Dans l’interview, Hannah Fry demande à David Silver : “Est-ce qu’une I.A. peut concevoir son propre système d’apprentissage par renforcement ?” La réponse est fascinante et d’une certaine façon effrayante :
“En fait, nous avons commencé à travailler là-dessus il y a plusieurs années et nous sommes en train d’aboutir. Nous avons construit un système d’apprentissage par renforcement afin qu’il détermine quelle architecture d’algorithme était supérieure aux autres et ce qu’il a proposé s’est révélé bien meilleur que tout ce que nous avions développé auparavant…”
Les LLM recourent aussi à l’Apprentissage par renforcement à partir de rétroaction humaine (Reinforcement Learning from Human Feedback, RLHF) où, dans la phase d’entraînement, les résultats du modèle sont rectifiés par des nuées de petites mains. En termes diplomatiques, Silver estime que c’est précisément la faiblesse intrinsèque des LLM qui n’ont par définition pas la possibilité d’aller au-delà de la connaissance humaine puisque le jugement humain est requis pour décider si un résultat est bon ou mauvais, ce qui va inévitablement brider les capacités d’un algorithme à produire des approches inédites.

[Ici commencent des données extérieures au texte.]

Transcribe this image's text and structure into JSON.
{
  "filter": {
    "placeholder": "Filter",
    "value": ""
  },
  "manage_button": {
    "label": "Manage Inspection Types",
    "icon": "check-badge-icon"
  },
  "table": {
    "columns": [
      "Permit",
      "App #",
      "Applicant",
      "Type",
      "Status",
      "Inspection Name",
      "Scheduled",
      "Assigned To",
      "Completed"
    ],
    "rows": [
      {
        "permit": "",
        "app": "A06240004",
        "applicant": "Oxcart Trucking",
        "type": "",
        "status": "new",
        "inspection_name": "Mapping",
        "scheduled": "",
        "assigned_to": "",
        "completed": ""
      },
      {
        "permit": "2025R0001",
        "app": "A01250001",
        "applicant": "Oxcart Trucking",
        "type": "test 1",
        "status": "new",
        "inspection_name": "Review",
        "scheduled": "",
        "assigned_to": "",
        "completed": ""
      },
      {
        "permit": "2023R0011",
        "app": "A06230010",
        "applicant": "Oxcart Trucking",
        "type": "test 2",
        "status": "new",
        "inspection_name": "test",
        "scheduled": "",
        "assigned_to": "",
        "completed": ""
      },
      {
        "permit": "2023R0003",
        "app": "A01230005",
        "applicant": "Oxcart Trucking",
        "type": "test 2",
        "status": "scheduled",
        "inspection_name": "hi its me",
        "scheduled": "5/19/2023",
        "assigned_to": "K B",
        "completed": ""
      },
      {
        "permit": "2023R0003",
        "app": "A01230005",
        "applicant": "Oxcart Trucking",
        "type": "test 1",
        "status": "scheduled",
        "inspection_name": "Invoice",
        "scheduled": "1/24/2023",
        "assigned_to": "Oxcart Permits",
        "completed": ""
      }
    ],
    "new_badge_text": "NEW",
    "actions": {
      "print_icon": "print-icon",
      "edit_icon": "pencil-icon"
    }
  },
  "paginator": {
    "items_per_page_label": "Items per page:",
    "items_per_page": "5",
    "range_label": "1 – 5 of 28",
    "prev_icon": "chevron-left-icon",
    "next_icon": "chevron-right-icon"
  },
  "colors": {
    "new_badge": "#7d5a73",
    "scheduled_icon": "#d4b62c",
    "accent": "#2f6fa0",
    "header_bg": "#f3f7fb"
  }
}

La dernière itération de ces modèles auto-apprenants de Google DeepMind s’appelle AlphaProof. L’idée est simple : on soumet à la machine un théorème mathématique, à charge pour elle d’en démontrer la validité, en détaillant son raisonnement. La machine a donc été gavée avec un million de théorèmes. Suivant les cas, la validité du théorème était vérifiée ou pas, mais la solution n’était jamais fournie à l’algorithme qui devait la trouver lui-même. “Nous fournissons simplement les questions, mais pas les réponses”. Au terme d’un processus complexe impliquant la création d’un langage de programmation spécifique, AlphaProof s’est révélé capable de prouver la validité d’un théorème. “Pour l’instant nous n’avons pas atteint un niveau superhuman”, admet Silver. Mais lui et son équipe ont engagé AlphaProof dans les Olympiades internationales de mathématiques où de jeunes mathématiciens s’attaquent à des problèmes complexes. “AlphaProof a obtenu la médaille d’argent de cette compétition, autrement dit, un niveau que seuls 10% des participants sont capables d’atteindre. Sur une question précise, seulement 1% des participants ont trouvé la solution et AlphaProof était parmi eux. Cela faisait plaisir à voir. Même si c’est juste le commencement ”.

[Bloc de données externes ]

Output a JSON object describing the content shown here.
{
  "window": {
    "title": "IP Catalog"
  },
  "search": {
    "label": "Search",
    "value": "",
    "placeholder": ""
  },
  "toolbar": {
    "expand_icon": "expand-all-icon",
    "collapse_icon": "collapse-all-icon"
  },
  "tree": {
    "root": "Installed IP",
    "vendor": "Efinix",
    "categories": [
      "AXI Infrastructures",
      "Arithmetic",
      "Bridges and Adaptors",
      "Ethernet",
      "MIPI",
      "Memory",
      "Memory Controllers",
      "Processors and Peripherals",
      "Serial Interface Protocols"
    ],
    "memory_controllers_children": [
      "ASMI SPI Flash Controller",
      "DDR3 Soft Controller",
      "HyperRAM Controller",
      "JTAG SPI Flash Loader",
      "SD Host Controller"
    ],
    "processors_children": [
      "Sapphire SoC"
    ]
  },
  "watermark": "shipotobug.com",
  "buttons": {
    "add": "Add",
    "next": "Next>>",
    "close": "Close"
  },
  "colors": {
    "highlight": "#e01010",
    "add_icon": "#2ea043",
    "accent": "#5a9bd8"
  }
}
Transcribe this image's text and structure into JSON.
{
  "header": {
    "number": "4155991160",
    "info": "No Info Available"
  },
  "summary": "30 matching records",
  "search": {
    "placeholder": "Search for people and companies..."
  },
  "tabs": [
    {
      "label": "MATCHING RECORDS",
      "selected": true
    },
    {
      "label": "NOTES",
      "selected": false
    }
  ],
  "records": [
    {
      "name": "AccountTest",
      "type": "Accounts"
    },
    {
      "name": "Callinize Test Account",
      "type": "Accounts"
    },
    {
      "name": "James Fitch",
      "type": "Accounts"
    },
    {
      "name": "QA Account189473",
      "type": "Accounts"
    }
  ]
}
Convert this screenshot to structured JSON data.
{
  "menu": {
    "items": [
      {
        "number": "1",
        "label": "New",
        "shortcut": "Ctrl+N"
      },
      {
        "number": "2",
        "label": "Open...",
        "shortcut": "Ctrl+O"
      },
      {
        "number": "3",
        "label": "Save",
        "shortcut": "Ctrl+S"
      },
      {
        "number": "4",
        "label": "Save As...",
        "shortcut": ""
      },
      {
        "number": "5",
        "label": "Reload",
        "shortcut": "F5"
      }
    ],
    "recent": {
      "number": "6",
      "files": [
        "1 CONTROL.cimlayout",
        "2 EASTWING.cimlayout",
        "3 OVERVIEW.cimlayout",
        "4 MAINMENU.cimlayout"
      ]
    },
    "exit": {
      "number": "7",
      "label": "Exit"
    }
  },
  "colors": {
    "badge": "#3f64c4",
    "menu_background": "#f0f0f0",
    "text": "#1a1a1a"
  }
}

Dans un prochain post, j’évoquerai comment un système d’apprentissage par renforcement peut effectivement (et efficacement) interagir avec le monde réel qui est bien moins structuré que des myriades d’équations mathématiques. Cela passe par la mise en oeuvre de toute une série de capteurs capables de percevoir et de transformer ces observations en données. Cela nous amènera à une certitude qui m’est personnelle : la prochaine révolution technologique sera la produit de la convergence entre la robotique et l'intelligence artificielle. —
On vit une époque épatante, non ?
Merci pour votre temps (cette fois-ci encore plus que d’habitude).